My new granddaughter in-law recognized my long skirts and called to me in the store today. She said more women are wearing them now and the "maxies" as she called it, are coming back into style and fashion.

I've noticed more women wearing them too. They are comfortable.

Mrs. J.

Sola Scriptura said...

I also love the ladies clothing from the Victorian era. The houses are lovely too!

Rightthinker said...

Beautiful, and very inspirational!

Unknown said...

There is nothing more beautiful than a woman who is clean, nice-smelling, wearing feminine clothing and a sweet smile who loves the Lord and her husband and children.

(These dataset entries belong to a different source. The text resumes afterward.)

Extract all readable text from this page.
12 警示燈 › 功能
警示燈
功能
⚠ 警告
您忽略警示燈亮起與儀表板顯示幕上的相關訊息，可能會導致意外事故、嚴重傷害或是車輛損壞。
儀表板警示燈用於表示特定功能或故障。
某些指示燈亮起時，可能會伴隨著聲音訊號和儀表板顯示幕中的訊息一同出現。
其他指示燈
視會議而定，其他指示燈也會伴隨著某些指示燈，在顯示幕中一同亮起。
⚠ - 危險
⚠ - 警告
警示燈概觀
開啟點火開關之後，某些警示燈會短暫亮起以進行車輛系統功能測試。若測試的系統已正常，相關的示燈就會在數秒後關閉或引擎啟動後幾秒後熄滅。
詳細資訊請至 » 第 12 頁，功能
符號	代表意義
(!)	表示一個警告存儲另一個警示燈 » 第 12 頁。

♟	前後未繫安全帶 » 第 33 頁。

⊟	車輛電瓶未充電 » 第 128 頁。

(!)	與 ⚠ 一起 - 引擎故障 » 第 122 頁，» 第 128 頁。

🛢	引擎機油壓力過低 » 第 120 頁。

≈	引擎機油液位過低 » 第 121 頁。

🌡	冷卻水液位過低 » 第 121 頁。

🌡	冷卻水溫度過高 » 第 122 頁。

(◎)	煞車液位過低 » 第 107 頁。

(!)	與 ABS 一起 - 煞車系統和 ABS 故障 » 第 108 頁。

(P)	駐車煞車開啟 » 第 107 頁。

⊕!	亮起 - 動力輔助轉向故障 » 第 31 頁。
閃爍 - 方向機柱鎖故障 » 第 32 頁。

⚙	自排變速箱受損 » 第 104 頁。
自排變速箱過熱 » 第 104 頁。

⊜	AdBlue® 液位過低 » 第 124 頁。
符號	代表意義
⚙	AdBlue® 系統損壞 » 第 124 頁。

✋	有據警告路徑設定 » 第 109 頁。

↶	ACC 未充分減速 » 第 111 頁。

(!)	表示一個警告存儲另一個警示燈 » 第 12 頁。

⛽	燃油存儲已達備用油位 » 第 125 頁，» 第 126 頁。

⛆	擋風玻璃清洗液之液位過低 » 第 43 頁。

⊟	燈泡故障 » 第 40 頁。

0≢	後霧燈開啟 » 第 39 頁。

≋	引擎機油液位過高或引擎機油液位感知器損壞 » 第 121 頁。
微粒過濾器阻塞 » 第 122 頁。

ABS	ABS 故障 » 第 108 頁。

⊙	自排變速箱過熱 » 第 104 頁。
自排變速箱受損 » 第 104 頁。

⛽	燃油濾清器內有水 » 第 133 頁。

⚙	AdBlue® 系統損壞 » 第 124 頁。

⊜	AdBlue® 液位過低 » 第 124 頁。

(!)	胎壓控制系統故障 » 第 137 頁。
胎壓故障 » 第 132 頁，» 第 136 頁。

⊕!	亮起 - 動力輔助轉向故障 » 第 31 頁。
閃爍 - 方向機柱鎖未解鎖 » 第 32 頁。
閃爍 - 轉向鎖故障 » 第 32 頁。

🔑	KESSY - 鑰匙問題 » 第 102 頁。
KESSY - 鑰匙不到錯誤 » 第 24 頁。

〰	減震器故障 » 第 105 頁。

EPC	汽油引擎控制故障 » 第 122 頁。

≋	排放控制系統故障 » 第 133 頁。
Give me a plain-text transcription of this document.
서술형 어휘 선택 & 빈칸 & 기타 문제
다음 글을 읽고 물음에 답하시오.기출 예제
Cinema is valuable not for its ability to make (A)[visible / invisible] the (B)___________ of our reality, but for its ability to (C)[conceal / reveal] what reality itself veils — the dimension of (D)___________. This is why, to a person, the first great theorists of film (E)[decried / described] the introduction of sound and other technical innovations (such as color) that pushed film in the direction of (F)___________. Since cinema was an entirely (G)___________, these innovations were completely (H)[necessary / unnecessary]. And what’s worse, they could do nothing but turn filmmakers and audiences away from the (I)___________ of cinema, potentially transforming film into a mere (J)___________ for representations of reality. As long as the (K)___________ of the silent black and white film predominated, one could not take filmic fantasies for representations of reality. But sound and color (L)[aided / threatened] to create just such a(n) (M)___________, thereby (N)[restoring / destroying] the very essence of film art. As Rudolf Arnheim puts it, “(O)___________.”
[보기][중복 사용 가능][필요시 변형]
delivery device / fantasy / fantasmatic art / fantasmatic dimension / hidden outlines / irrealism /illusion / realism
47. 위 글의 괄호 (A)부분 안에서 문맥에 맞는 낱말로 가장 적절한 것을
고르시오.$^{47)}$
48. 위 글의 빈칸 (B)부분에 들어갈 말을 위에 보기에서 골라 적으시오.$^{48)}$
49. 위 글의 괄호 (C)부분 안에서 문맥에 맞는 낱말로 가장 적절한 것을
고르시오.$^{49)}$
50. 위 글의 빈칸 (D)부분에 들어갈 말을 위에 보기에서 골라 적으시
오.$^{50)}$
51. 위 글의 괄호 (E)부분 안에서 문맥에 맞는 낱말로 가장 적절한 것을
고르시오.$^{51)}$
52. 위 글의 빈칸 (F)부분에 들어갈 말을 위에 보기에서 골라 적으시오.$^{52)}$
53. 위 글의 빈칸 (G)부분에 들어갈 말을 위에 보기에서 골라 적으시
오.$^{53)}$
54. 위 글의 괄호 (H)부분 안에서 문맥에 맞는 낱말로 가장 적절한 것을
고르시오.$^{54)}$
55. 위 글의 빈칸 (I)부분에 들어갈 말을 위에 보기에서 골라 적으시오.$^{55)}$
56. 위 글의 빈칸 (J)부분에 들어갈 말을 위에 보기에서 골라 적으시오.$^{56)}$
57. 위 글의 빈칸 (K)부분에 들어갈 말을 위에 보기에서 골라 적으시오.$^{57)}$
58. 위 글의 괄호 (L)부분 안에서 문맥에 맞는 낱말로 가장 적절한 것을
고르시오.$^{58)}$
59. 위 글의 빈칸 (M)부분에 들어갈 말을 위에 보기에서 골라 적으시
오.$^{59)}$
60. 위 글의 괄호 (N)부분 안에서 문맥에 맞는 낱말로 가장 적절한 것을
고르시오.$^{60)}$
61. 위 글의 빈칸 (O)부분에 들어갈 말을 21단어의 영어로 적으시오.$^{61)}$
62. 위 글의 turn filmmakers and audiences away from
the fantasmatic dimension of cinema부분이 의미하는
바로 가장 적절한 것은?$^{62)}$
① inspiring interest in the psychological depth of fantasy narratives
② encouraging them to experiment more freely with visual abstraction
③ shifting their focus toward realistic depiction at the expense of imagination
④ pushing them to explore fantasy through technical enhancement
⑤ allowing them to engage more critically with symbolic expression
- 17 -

I meet them occasionally, less and less, the older I get, but when I do they are gracious and I come away refreshed, encouraged, and thankful. The Lord puts them in our path like lights on a dark night. Your website is very much like that! I have gone back to read through your past blogs and I know that I am richer because of the blessing of them in my life. God will reward you some day for all the encouragement and support you have given to this increasing dark world.

Kimberline said...

Loved this so much. I noticed the white daisy on blue material. My grandmother kept a sunbonnet from her childhood and it was almost exactly that material. It has held up well for how old it is and my own girls used to wear it outside to play "prairie girls." I should take a picture to show you. It had pockets sewn in that could be filled with cardboard to keep the bonnet stiff. Interesting how they made such things :)

Kimberline said...

sigh...wrote out a comment and lost it when I signed in. I need to remember to copy my comment to reinsert it. I'll come back and retype it tomorrow. Anyway, I enjoyed this article and the pictures very much. Thank you Lydia.

Mary said...

Oh, this is all too gorgeous for words!

Susan said...

The daisy fabric is so lovely. I would like it made up as a skirt with a white ruffled blouse. I also love the turquoise pinstriped blouse. It looks sophisticated but casual at the same time. I think the suits are very practical and I would wear a printed floral blouse underneath. I like skirts that flare out at the bottom a bit but aren't too long for around the house and if the blouse has long sleeves it has to have cuffs or I end up with them in the dish water. I have a long waist and dresses tend to tug at me so I prefer a blouse and skirt. I miss hats and wish we saw them more in the general public. I have two straw hats that I wear when I am walking or working in the garden. They are better than sunscreen. I would love to see your sketches and some ideas for shoes to wear with these outfits. I always have a hard time matching shoes. Your pictures have renewed my interest in Victorian homes. I hope your preparations for visitors went well.